Bennett will not have an easy time of it.
“He’s lost much of his public standing, he has a party of six seats, and the other government members are in some cases more senior than him and despise him. It’s not a healthy situation,” Danon said.
The many internal contradictions within the new government have also raised doubts about its staying power, as has the narrow parliamentary majority it enjoys—61 seats in the 120-seat parliament.
For now, senior officials are tempering expectations and focusing on consensus issues like economics, health, and education. “No one will be asked to give up their ideology, but everyone will have to postpone the realization of some of their dreams,” Bennett said on Sunday. “We will focus on what can be done, instead of arguing over what is impossible.”
Just as Netanyahu’s enduring presence on the political scene brought the coalition together, his refusal to depart stage left, even if only as opposition leader, could help keep the new government intact.
“[Netanyahu] likely thinks that this government will collapse very soon, and he’ll be right back on track for winning a fifth election,” Tal Schneider, a political correspondent for the Times of Israel, told Foreign Policy. “He’ll get himself ready … and label everyone who is not Likud dangerous for the country.”

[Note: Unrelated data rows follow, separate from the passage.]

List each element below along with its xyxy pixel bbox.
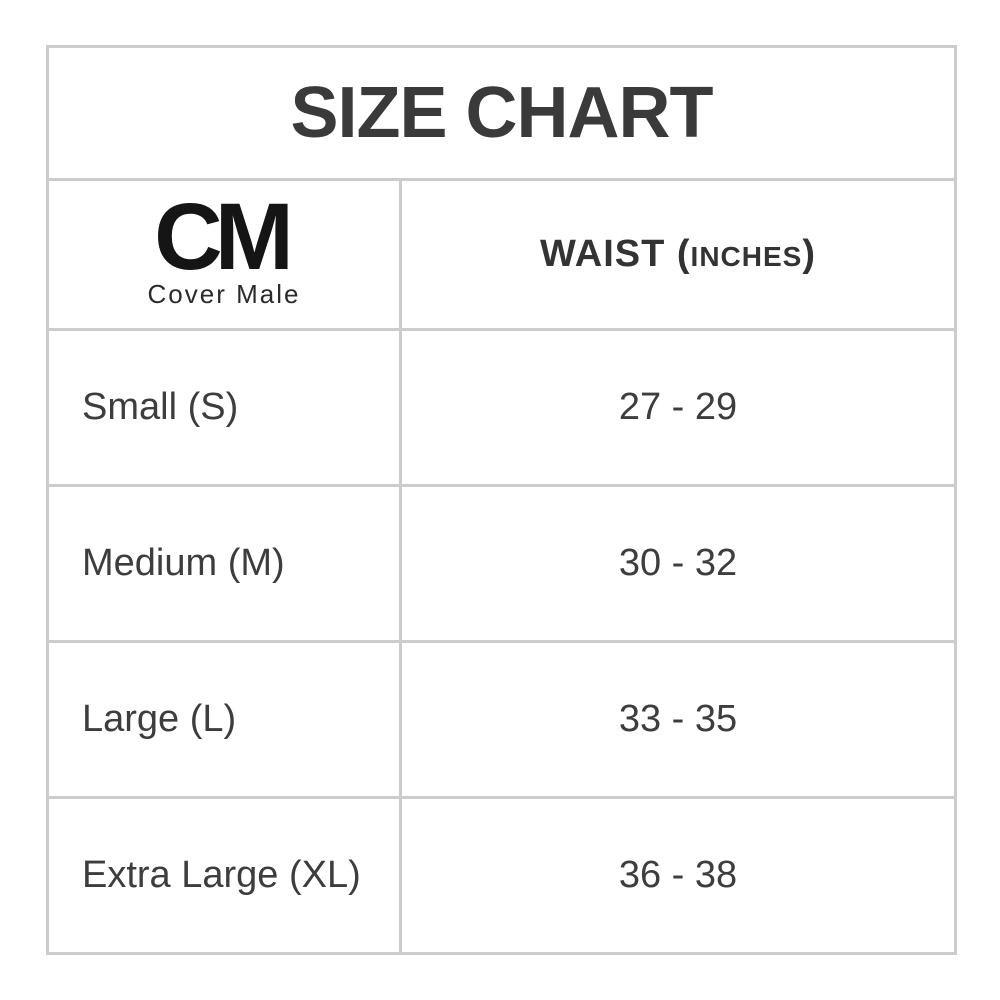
waist-value: 27 - 29 bbox=[618, 386, 738, 428]
brand-logo-mark: CM bbox=[154, 183, 294, 290]
table-row-small: Small (S) 27 - 29 bbox=[46, 328, 957, 487]
waist-header-close-paren: ) bbox=[802, 233, 816, 275]
size-label-cell: Large (L) bbox=[46, 640, 402, 799]
size-label: Extra Large (XL) bbox=[82, 854, 361, 896]
waist-value-cell: 36 - 38 bbox=[399, 796, 957, 955]
size-label: Large (L) bbox=[82, 698, 237, 740]
table-row-extra-large: Extra Large (XL) 36 - 38 bbox=[46, 796, 957, 955]
brand-cell: CM Cover Male bbox=[46, 178, 402, 331]
waist-header-label: WAIST ( bbox=[540, 233, 691, 275]
size-label-cell: Small (S) bbox=[46, 328, 402, 487]
waist-value: 33 - 35 bbox=[618, 698, 738, 740]
title-cell: SIZE CHART bbox=[46, 45, 957, 181]
cover-male-logo: CM Cover Male bbox=[147, 183, 301, 311]
waist-header-cell: WAIST (INCHES) bbox=[399, 178, 957, 331]
title-row: SIZE CHART bbox=[46, 45, 957, 181]
size-label: Medium (M) bbox=[82, 542, 285, 584]
size-label-cell: Extra Large (XL) bbox=[46, 796, 402, 955]
page-title: SIZE CHART bbox=[290, 73, 714, 153]
size-label: Small (S) bbox=[82, 386, 239, 428]
size-label-cell: Medium (M) bbox=[46, 484, 402, 643]
waist-value-cell: 30 - 32 bbox=[399, 484, 957, 643]
brand-logo-name: Cover Male bbox=[147, 279, 301, 310]
size-chart-graphic: SIZE CHART CM Cover Male WAIST (INCHES) … bbox=[46, 45, 957, 955]
waist-value: 36 - 38 bbox=[618, 854, 738, 896]
size-chart-table: SIZE CHART CM Cover Male WAIST (INCHES) … bbox=[46, 45, 957, 955]
waist-header-unit: INCHES bbox=[690, 241, 803, 272]
table-row-medium: Medium (M) 30 - 32 bbox=[46, 484, 957, 643]
header-row: CM Cover Male WAIST (INCHES) bbox=[46, 178, 957, 331]
waist-value-cell: 33 - 35 bbox=[399, 640, 957, 799]
table-row-large: Large (L) 33 - 35 bbox=[46, 640, 957, 799]
waist-value: 30 - 32 bbox=[618, 542, 738, 584]
waist-value-cell: 27 - 29 bbox=[399, 328, 957, 487]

At the very least, however, Lapid and Bennett will have felled the giant, doing what countless politicians through endless election cycles failed to do. “[Netanyahu] may be the most talented marketing person that’s ever set foot here,” Lapid told Foreign Policy in a March interview just ahead of the last election.
“My middle son was born in 1995. When he was seven months old, Netanyahu became prime minister [for his first term from 1996 to 1999]. In the meantime, my son has gone to the army, finished the army, got engaged, broke his engagement, went to university, and is now finishing his degree. And Netanyahu is still prime minister.”
A deep and corrosive change had occurred within Netanyahu in recent years, and Israel’s future was now hanging in the balance, Lapid added. It had to end after the upcoming ballot.
“Too many years in power is a bad thing. All of human history shows us this.”